The power sector’s transition toward an increasingly low-carbon system is well under way. The transport sector is starting to turn a corner with the rise of electrified transport, but progress in reducing the carbon footprint in the industry and buildings sector is still lagging.
The report provides a detailed update on the Economic Transition Scenario, or ETS our baseline assessment of how the energy sector may evolve from today as a result of cost-based technology changes. We present out Economic Transition Scenario, explore the impact of the current global energy crisis and the war in Ukraine on key modeling parameters, and then provide an overview of the global key drivers that shape this economics-led pathway and sectoral results.
The ETS is our baseline assessment of how the energy sector might evolve from today as a result of cost-based technology changes. It includes detailed modeling on the power sector, transport, industry and buildings. The ETS combines near-term market activity, the uptake of new consumer-facing energy products, least-cost system modeling and economics-led analysis to describe the deployment and diffusion of commercially available technologies. Technology transition only occurs in this scenario where it outcompetes existing technologies or lowers system cost. Global population and economic growth continue in line with historic trends and demographic shifts, taking into account changing demand.
Our scenarios incorporate legislated and firm near-term policy, but do not assume either country-level, or corporate, energy and climate objectives are met. In this way the ETS describes how the energy sector might evolve in the absence of further major climate policy intervention.

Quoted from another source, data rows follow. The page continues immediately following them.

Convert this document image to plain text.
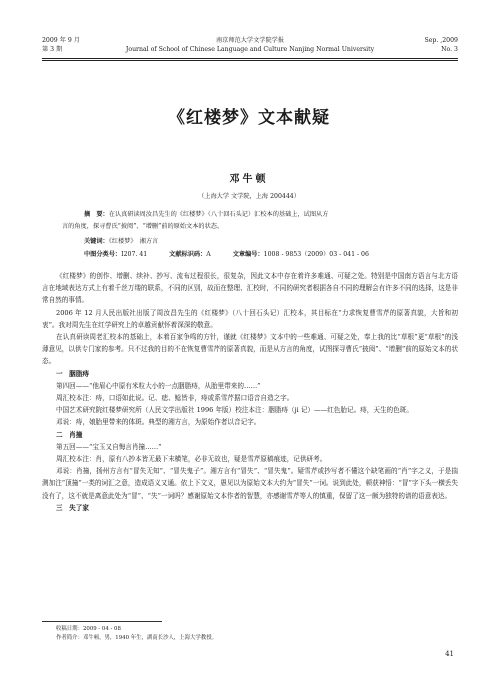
2009 年 9 月
第 3 期
南京师范大学文学院学报
Journal of School of Chinese Language and Culture Nanjing Normal University
Sep. ,2009
No. 3
《红楼梦》文本献疑
邓牛顿
（上海大学 文学院，上海 200444）
摘　要：在认真研读周汝昌先生的《红楼梦》（八十回石头记）汇校本的基础上，试图从方
言的角度，探寻曹氏“披阅”、“增删”前的原始文本的状态。
关键词：《红楼梦》　湘方言
中图分类号：I207. 41	文献标识码：A	文章编号：1008 - 9853（2009）03 - 041 - 06

《红楼梦》的创作、增删、续补、抄写、流布过程很长，很复杂，因此文本中存在着许多难通、可疑之处。特别是中国南方语言与北方语言在地域表达方式上有着千丝万缕的联系，不同的区别，故而在整理、汇校时，不同的研究者根据各自不同的理解会有许多不同的选择，这是非常自然的事情。

2006 年 12 月人民出版社出版了周汝昌先生的《红楼梦》（八十回石头记）汇校本，其目标在“力求恢复曹雪芹的原著真貌，大旨和初衷”。我对周先生在红学研究上的卓越贡献怀着深深的敬意。

在认真研读周老汇校本的基础上，本着百家争鸣的方针，谨就《红楼梦》文本中的一些难通、可疑之处，奉上我的比“草根”更“草根”的浅薄意见，以供专门家的参考。只不过我的目的不在恢复曹雪芹的原著真貌，而是从方言的角度，试图探寻曹氏“披阅”、“增删”前的原始文本的状态。

一　胭脂痔

第四回——“他眉心中原有米粒大小的一点胭脂痔，从胎里带来的……”

周汇校本注：痔，口语如此说。记、痣、鲶皆非，痔或系雪芹据口语音自造之字。

中国艺术研究院红楼梦研究所（人民文学出版社 1996 年版）校注本注：胭脂痔（ji 记）——红色胎记。痔，天生的色斑。

邓说：痔，娘胎里带来的体斑。典型的湘方言，为原始作者以音记字。

二　肖撞

第五回——“宝玉又自悔言肖撞……”

周汇校本注：肖，原有八抄本皆无最下末横笔，必非无故也，疑是雪芹原稿痕迹，记供研考。

邓说：肖撞，扬州方言有“冒失无知”、“冒失鬼子”。湘方言有“冒失”、“冒失鬼”。疑雪芹或抄写者不懂这个缺笔画的“肖”字之义，于是揣测加注“顶撞”一类的词汇之意，造成语义又通。依上下文义，愚见以为原始文本大约为“冒失”一词。说到此处，顿获神悟：“冒”字下头一横丢失没有了，这不就是离意此处为“冒”、“失”一词吗？感谢原始文本作者的智慧，亦感谢雪芹等人的慎重，保留了这一颇为独特的谱的语意表达。

三　失了家

收稿日期：2009 - 04 - 08
作者简介：邓牛顿，男，1940 年生，湖南长沙人，上海大学教授。
41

BNEF uses a sector-led, bottom-up modeling approach with country-level granularity for all major sub-sectors of the energy economy. The power sector outlook is produced with BNEF’s NEFM-2 power model, which simulates the power sector at the end-use level in 49 markets and regions. The model takes into account 25 electricity generation classes, deployment of energy storage, demand flexibility, on-grid hydrogen electrolyzers and grid constraints. It then uses an hourly supply-demand model to 2050 to build an optimized least-cost system capable of meeting peak demand.